Staveley Head

Staveley Head

November 06, 2009 01:00 ET

European Commission Law Sets Unrealistic Co2 Emission Target for Vans

FLINT, UNITED KINGDOM--(Marketwire - Nov. 6, 2009) - One of the country's leading van insurance providers, Staveley Head, has openly supported the opinion of the Society of Motor Manufacturers and Traders (SMMT) that the tough new law from the European Commission setting a target for van emissions at 175g CO2/km or 42.8 mpg by 2014 is too much too soon. The SMMT states that the industry is committed to a programme reducing CO2 emissions, but feels that the European policy-makers should make the legal framework more supportive and realistic to facilitate a low carbon economy.

The light commercial vehicle industry and manufacturers feel that the time-scale is far too short to allow the development, production and filtering of financially affordable products into the market. Traditionally, vans and light commercial vehicles have required a seven year product development cycle from the concept stage to availability in the market place.

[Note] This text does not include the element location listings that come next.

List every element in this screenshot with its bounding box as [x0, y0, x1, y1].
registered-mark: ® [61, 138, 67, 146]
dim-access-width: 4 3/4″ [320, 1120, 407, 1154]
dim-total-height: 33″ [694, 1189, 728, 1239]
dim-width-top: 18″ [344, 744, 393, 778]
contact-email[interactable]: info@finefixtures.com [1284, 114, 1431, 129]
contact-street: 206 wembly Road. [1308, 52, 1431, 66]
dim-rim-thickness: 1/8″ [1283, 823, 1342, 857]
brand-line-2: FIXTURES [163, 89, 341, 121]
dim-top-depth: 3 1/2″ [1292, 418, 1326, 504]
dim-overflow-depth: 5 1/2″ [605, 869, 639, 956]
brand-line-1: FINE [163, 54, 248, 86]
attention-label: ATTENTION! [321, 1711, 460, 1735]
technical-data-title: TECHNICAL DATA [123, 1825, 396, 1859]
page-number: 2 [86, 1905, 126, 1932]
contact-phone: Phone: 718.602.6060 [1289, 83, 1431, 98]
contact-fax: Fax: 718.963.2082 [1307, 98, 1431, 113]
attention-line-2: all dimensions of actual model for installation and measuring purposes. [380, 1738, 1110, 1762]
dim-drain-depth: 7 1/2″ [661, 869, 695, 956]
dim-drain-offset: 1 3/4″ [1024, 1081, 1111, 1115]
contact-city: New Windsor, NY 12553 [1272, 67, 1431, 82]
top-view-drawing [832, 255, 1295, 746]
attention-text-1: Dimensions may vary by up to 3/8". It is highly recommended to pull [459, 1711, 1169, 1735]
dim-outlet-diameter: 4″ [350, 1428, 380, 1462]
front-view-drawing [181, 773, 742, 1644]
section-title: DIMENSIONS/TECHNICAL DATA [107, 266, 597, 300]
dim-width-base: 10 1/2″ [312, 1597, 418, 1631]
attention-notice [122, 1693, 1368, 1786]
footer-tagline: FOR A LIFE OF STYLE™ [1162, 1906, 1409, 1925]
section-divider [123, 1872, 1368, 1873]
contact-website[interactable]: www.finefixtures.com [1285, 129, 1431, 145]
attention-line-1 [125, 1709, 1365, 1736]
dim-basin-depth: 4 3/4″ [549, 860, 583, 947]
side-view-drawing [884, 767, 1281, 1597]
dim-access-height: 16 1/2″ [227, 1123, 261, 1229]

"Vans are an integral part of the European economy and at a time of economic downturn and belt-tightening businesses do not have the capacity to invest in new products." said Paul Everitt SMMT Chief Executive. "Industry needs sufficient lead times and reasonable targets to provide affordable products. These must be fit for purpose as business tools. In the current economic climate, the EU regulation must maintain the sector's diversity while encouraging innovation and the move to low carbon models."

Staveley Head's van insurance underwriter said "We are in the grip of the worst recession this country has seen for over seventy years, and businesses need all the help they can get. We are led to believe that for the first six months of 2009 van sales are down over forty percent compared with the same period last year. This rushed and unreasonable law imposed by the European Commission can only serve to further deflate the demand for commercial vehicles due to the increased short term development and production costs which must be carried through to forecourt prices. It's commendable that the EU is seeking to reduce carbon emissions, but in the present economic crisis there are other equally important considerations that must be taken into account."

It is hoped that industry will now work with the European Parliament to develop the proposal into a workable legal format that will benefit both the environment and the economy.